I find it strange that a master plumber would never be considered innately talented at plumbing but a master fund manager would be considered somehow wired or made for reading the market, human psychology and the financial statements just sings to him.

Or that a rennovator who take seconds to know where the toilet, the shower, the vanity, the plumbing, the tile patterns... should go... then set about welding the water pipes, running the sewage, waterproof, tile, fix the lights and power... that guy is just a jack of all trade but a richer guy who have learnt to read business news, economic conditions, annual reports and maybe write a poem or two.... that guy is a Renaissance man.

You wouldn't find a blue collar guy ever claiming he's good at what he does because he's just gifted, but there's plenty of rich professionals that think they're made for the job and paid plenty of cash because of inherent talent and natural ability.
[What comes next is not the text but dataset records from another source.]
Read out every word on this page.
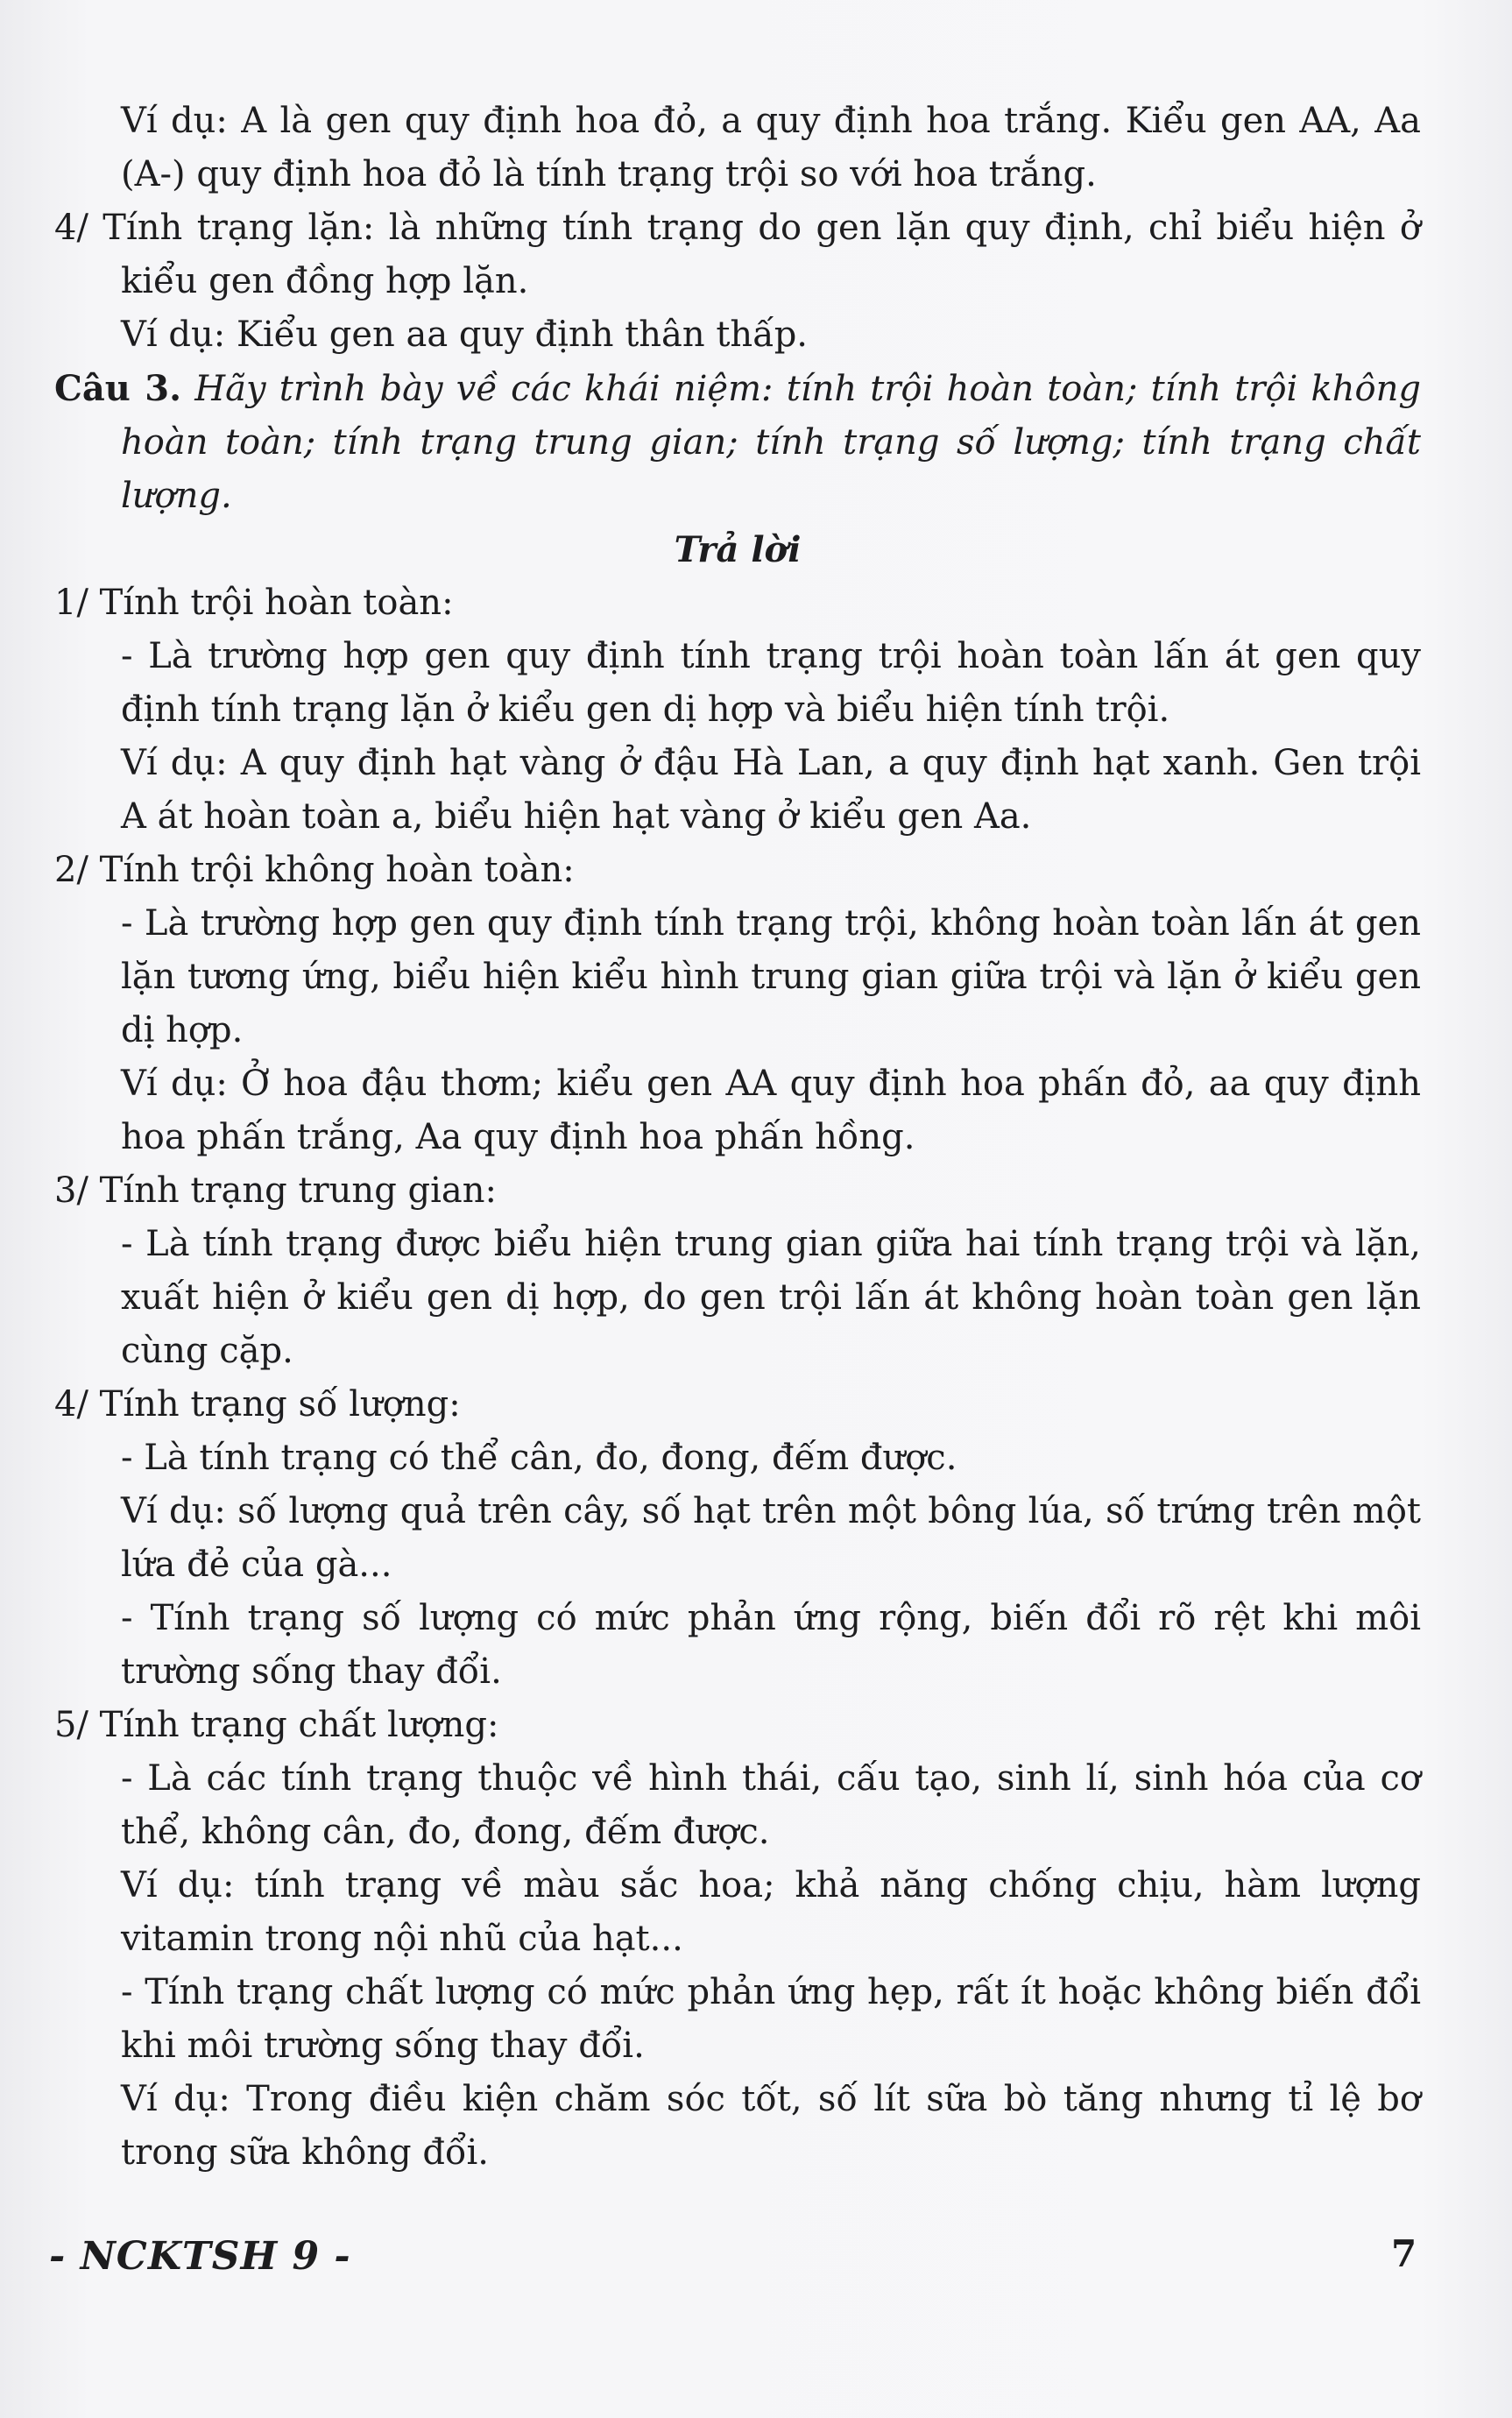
Ví dụ: A là gen quy định hoa đỏ, a quy định hoa trắng. Kiểu gen AA, Aa (A-) quy định hoa đỏ là tính trạng trội so với hoa trắng.

4/ Tính trạng lặn: là những tính trạng do gen lặn quy định, chỉ biểu hiện ở kiểu gen đồng hợp lặn.

Ví dụ: Kiểu gen aa quy định thân thấp.

Câu 3. Hãy trình bày về các khái niệm: tính trội hoàn toàn; tính trội không hoàn toàn; tính trạng trung gian; tính trạng số lượng; tính trạng chất lượng.

Trả lời

1/ Tính trội hoàn toàn:

- Là trường hợp gen quy định tính trạng trội hoàn toàn lấn át gen quy định tính trạng lặn ở kiểu gen dị hợp và biểu hiện tính trội.

Ví dụ: A quy định hạt vàng ở đậu Hà Lan, a quy định hạt xanh. Gen trội A át hoàn toàn a, biểu hiện hạt vàng ở kiểu gen Aa.

2/ Tính trội không hoàn toàn:

- Là trường hợp gen quy định tính trạng trội, không hoàn toàn lấn át gen lặn tương ứng, biểu hiện kiểu hình trung gian giữa trội và lặn ở kiểu gen dị hợp.

Ví dụ: Ở hoa đậu thơm; kiểu gen AA quy định hoa phấn đỏ, aa quy định hoa phấn trắng, Aa quy định hoa phấn hồng.

3/ Tính trạng trung gian:

- Là tính trạng được biểu hiện trung gian giữa hai tính trạng trội và lặn, xuất hiện ở kiểu gen dị hợp, do gen trội lấn át không hoàn toàn gen lặn cùng cặp.

4/ Tính trạng số lượng:

- Là tính trạng có thể cân, đo, đong, đếm được.

Ví dụ: số lượng quả trên cây, số hạt trên một bông lúa, số trứng trên một lứa đẻ của gà...

- Tính trạng số lượng có mức phản ứng rộng, biến đổi rõ rệt khi môi trường sống thay đổi.

5/ Tính trạng chất lượng:

- Là các tính trạng thuộc về hình thái, cấu tạo, sinh lí, sinh hóa của cơ thể, không cân, đo, đong, đếm được.

Ví dụ: tính trạng về màu sắc hoa; khả năng chống chịu, hàm lượng vitamin trong nội nhũ của hạt...

- Tính trạng chất lượng có mức phản ứng hẹp, rất ít hoặc không biến đổi khi môi trường sống thay đổi.

Ví dụ: Trong điều kiện chăm sóc tốt, số lít sữa bò tăng nhưng tỉ lệ bơ trong sữa không đổi.

- NCKTSH 9 -	7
I met this guy who worked for some investment bank. The bank flew him to Hong Kong to give some trustees or major investors assurance of the soundness of this and that product and fund... and he should know because why else would they flew him all the way to HK. The guy didn't know anything about what he's selling, and he's not from the sales department either... he learn key figures and product details from the brochures the bank provide, while he's on the plane.

If a plumber doesn't know what he's doing, the toilet might be blocked or the sewage might run down the street... financial advisors and investment professional not knowing and people could lose their retirement and life's savings.